It can sometimes be complicated to advise LGBTQI+ clients about their parental rights in Louisiana. This is especially true in cases involving children shared by unmarried same-sex partners. In some cases, the victim may be the sole party with an adoptive or biological filiation to the child or children. In other cases, the victim may be the parent with no adoptive or biological filiation to a child they have raised since birth. In the latter situation, victims can feel especially trapped and fearful of losing rights and access to shared children. Louisiana’s courts of appeal have applied varying and confusing standards to cases like these, and outcomes in both trial and appellate courts have been unpredictable and sometimes conflicting.1
Technically, under Louisiana law, these cases would fall under La. C.C. art. 133’s test for non-parent custody.

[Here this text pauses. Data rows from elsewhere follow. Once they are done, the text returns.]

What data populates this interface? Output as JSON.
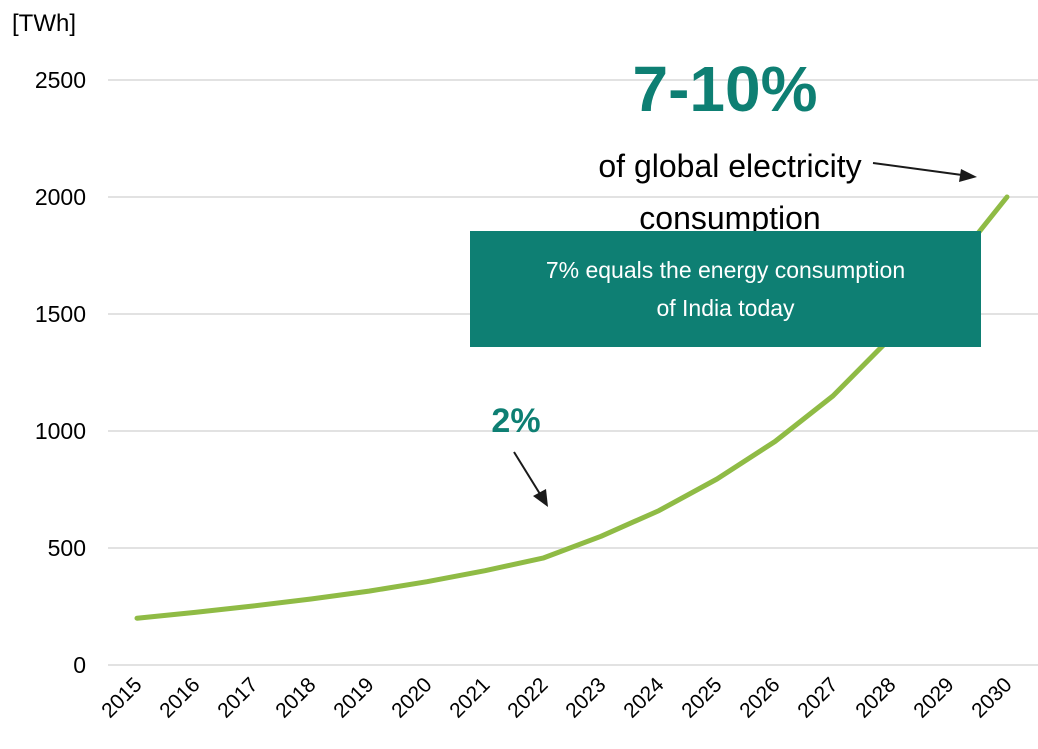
{
  "chart_data": {
    "type": "line",
    "title": "",
    "ylabel": "[TWh]",
    "xlabel": "",
    "ylim": [
      0,
      2500
    ],
    "yticks": [
      0,
      500,
      1000,
      1500,
      2000,
      2500
    ],
    "grid": true,
    "categories": [
      "2015",
      "2016",
      "2017",
      "2018",
      "2019",
      "2020",
      "2021",
      "2022",
      "2023",
      "2024",
      "2025",
      "2026",
      "2027",
      "2028",
      "2029",
      "2030"
    ],
    "series": [
      {
        "values": [
          200,
          225,
          252,
          282,
          316,
          356,
          403,
          457,
          550,
          660,
          795,
          955,
          1150,
          1400,
          1690,
          2000
        ]
      }
    ],
    "annotations": {
      "big_percent": "7-10%",
      "big_text_line1": "of global electricity",
      "big_text_line2": "consumption",
      "box_line1": "7% equals the energy consumption",
      "box_line2": "of India today",
      "small_percent": "2%"
    }
  },
  "colors": {
    "line": "#8fbb45",
    "accent": "#0e7f73",
    "grid": "#d9d9d9"
  }
}
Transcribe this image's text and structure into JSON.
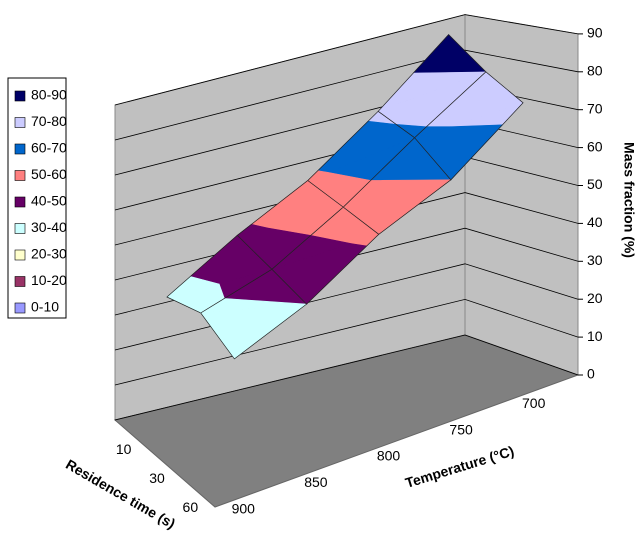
{
  "chart_data": {
    "type": "surface",
    "categories": [
      900,
      850,
      800,
      750,
      700
    ],
    "depth_categories": [
      10,
      30,
      60
    ],
    "values": [
      [
        36,
        38,
        32
      ],
      [
        48,
        44,
        40
      ],
      [
        58,
        55,
        52
      ],
      [
        72,
        68,
        60
      ],
      [
        88,
        80,
        74
      ]
    ],
    "zlim": [
      0,
      90
    ],
    "zticks": [
      0,
      10,
      20,
      30,
      40,
      50,
      60,
      70,
      80,
      90
    ],
    "x_label": "Temperature (°C)",
    "depth_label": "Residence time (s)",
    "z_label": "Mass fraction (%)",
    "bands": [
      {
        "name": "80-90",
        "color": "#000066"
      },
      {
        "name": "70-80",
        "color": "#ccccff"
      },
      {
        "name": "60-70",
        "color": "#0066cc"
      },
      {
        "name": "50-60",
        "color": "#ff8080"
      },
      {
        "name": "40-50",
        "color": "#660066"
      },
      {
        "name": "30-40",
        "color": "#ccffff"
      },
      {
        "name": "20-30",
        "color": "#ffffcc"
      },
      {
        "name": "10-20",
        "color": "#993366"
      },
      {
        "name": "0-10",
        "color": "#9999ff"
      }
    ],
    "grid": true
  }
}
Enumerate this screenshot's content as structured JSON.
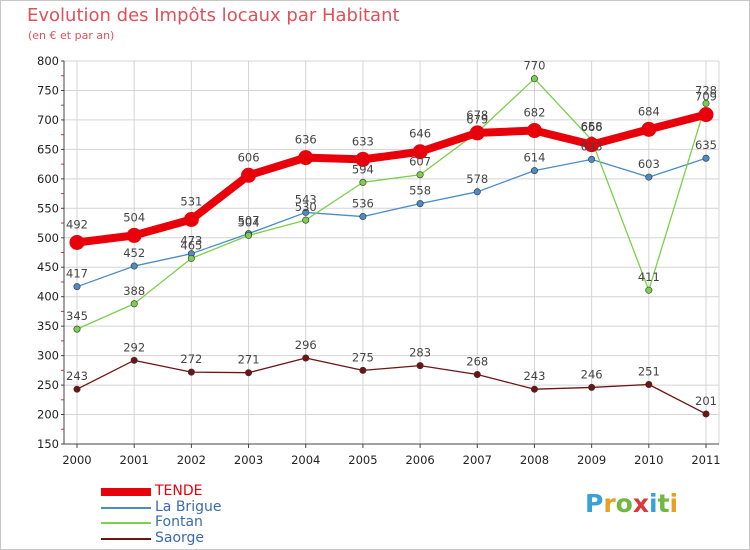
{
  "title": "Evolution des Impôts locaux par Habitant",
  "subtitle": "(en € et par an)",
  "logo": {
    "text": "Proxiti",
    "letter_colors": [
      "#3aa0d8",
      "#e8a020",
      "#6fb842",
      "#d83a3a",
      "#3aa0d8",
      "#6fb842",
      "#e8a020"
    ]
  },
  "chart_data": {
    "type": "line",
    "title": "Evolution des Impôts locaux par Habitant",
    "subtitle": "(en € et par an)",
    "xlabel": "",
    "ylabel": "",
    "ylim": [
      150,
      800
    ],
    "yticks": [
      150,
      200,
      250,
      300,
      350,
      400,
      450,
      500,
      550,
      600,
      650,
      700,
      750,
      800
    ],
    "grid": true,
    "categories": [
      "2000",
      "2001",
      "2002",
      "2003",
      "2004",
      "2005",
      "2006",
      "2007",
      "2008",
      "2009",
      "2010",
      "2011"
    ],
    "legend_position": "bottom-left",
    "series": [
      {
        "name": "TENDE",
        "color": "#e8000b",
        "values": [
          492,
          504,
          531,
          606,
          636,
          633,
          646,
          678,
          682,
          658,
          684,
          709
        ]
      },
      {
        "name": "La Brigue",
        "color": "#4a8cc8",
        "values": [
          417,
          452,
          473,
          507,
          543,
          536,
          558,
          578,
          614,
          633,
          603,
          635
        ]
      },
      {
        "name": "Fontan",
        "color": "#7ad048",
        "values": [
          345,
          388,
          465,
          504,
          530,
          594,
          607,
          679,
          770,
          666,
          411,
          728
        ]
      },
      {
        "name": "Saorge",
        "color": "#6e1414",
        "values": [
          243,
          292,
          272,
          271,
          296,
          275,
          283,
          268,
          243,
          246,
          251,
          201
        ]
      }
    ],
    "data_labels": [
      [
        "492",
        "504",
        "531",
        "606",
        "636",
        "633",
        "646",
        "678",
        "682",
        "658",
        "684",
        "709"
      ],
      [
        "417",
        "452",
        "473",
        "507",
        "543",
        "536",
        "558",
        "578",
        "614",
        "633",
        "603",
        "635"
      ],
      [
        "345",
        "388",
        "465",
        "504",
        "530",
        "594",
        "607",
        "679",
        "770",
        "666",
        "411",
        "728"
      ],
      [
        "243",
        "292",
        "272",
        "271",
        "296",
        "275",
        "283",
        "268",
        "243",
        "246",
        "251",
        "201"
      ]
    ]
  }
}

Under Article 133, a non-parent seeking custody bears the heavy burden of proving that “substantial harm” would result to the child if the legal parent is awarded custody. In multiple cases, however, Louisiana’s trial and appellate courts have applied a standard much more akin to a “best interest” test if the child or children’s conception occurred during the relationship and as a result of a shared decision, or where the parent with the biological or adoptive filiation had previously consented to prior a judgment of shared or joint custody.2
It is worth noting that, in 2019, Louisiana’s Fifth Circuit Court of Appeal decided an unusual case that created helpful precedent for parents of shared children who do not meet the current legal definition of “parent” in Louisiana; at the same time, the case created dangerous precedent for domestic violence victims. In Ferrand v. Ferrand, the Fifth Circuit reversed a trial court order that had denied custodial rights to Vincent Ferrand, a transgender man who was not a “legal” parent under Louisiana law but had acted as a parent to the children for the first four years of their lives. Mr. Ferrand had also been convicted for battery of the children’s mother, after physically attacking her in the children’s school yard and spitting on her in front of the children. The mother had been awarded a permanent order of protection and, before that, had filed for protective orders on grounds that Mr. Ferrand had abused her and threatened to shoot her in the head when she attempted to retrieve the children from him. In the custody case, the Fifth Circuit overruled the trial court’s credibility determinations and findings of abuse (despite a conviction), and instead adopted Mr. Ferrand’s factual allegations about the mother in the “Facts” of its opinion. The court then conducted a best interest analysis based on those “Facts,” discredited expert testimony from the children’s therapist that the children feared Mr. Ferrand and that contact with him created anxiety and behavior problems and concluded that the mother had “alienated” the children from Mr. Ferrand. The Fifth Circuit awarded Mr. Ferrand shared custody of the children, five years after the children had last seen or visited with him.3
The Ferrand decision created legal precedent that may be helpful for LGBTQ parents with no biological or adoptive filiation to their children. But the opinion reflected palpable disdain for the mother, who had been subjected to abuse. The court made repeated reference to the mother’s “choice” to stay in a relationship with Mr. Ferrand for eleven years. And it opined that three earlier incidents of domestic violence, including a strangulation, even if true, would have “no bearing on the children’s psychological and emotional well-being” because of their remoteness in time.4 The court referred to the video-recorded incident during which Mr. Ferrand flung the mother to the ground by her hair and spit in her face in front of children and schoolteachers as “extremely poor judgment.” And although the trial court concluded that Mr. Ferrand’s own conduct had led to the children’s “alienation” from him, the Fifth Circuit concluded instead that the mother was at fault for having alienated the children from Mr. Ferrand. The Court applied a lower legal burden to Mr. Ferrand—who had been convicted for his abuse of an intimate partner—than the PSFVRA burden that would have applied to a “legal” parent under Louisiana law.
- 1Cook v. Sullivan, 53,741, p. 20 (La. App. 2 Cir. 11/18/20), 307 So. 3d 1121, 1130, aff’d, 2020-01471 (La. 9/30/21); 330 So. 3d 152 (finding that shared custody between unwed same-sex couple was improper under 133 standard). But see Ferrand v. Ferrand, 18-618, p. 1 (La. App. 5 Cir. 12/6/19), 287 So. 3d 150 (finding that joint custody between unmarried same-sex couple was appropriate under 133 standard).
- 2See In re J.E.T., 2016-0384, p. 14 (La. App. 1 Cir. 10/31/16), 211 So. 3d 575 (explaining the approach under Article 133 to nonparent custody termination).
- 3Ferrand, 287 So. 3d 150.
- 4This rationale conflicts directly with the Post-Separation Family Violence Relief Act, which imposes no recency requirement for family violence and does not give courts discretion to conclude that family violence committed by one parent against the other has no bearing on children’s well-being.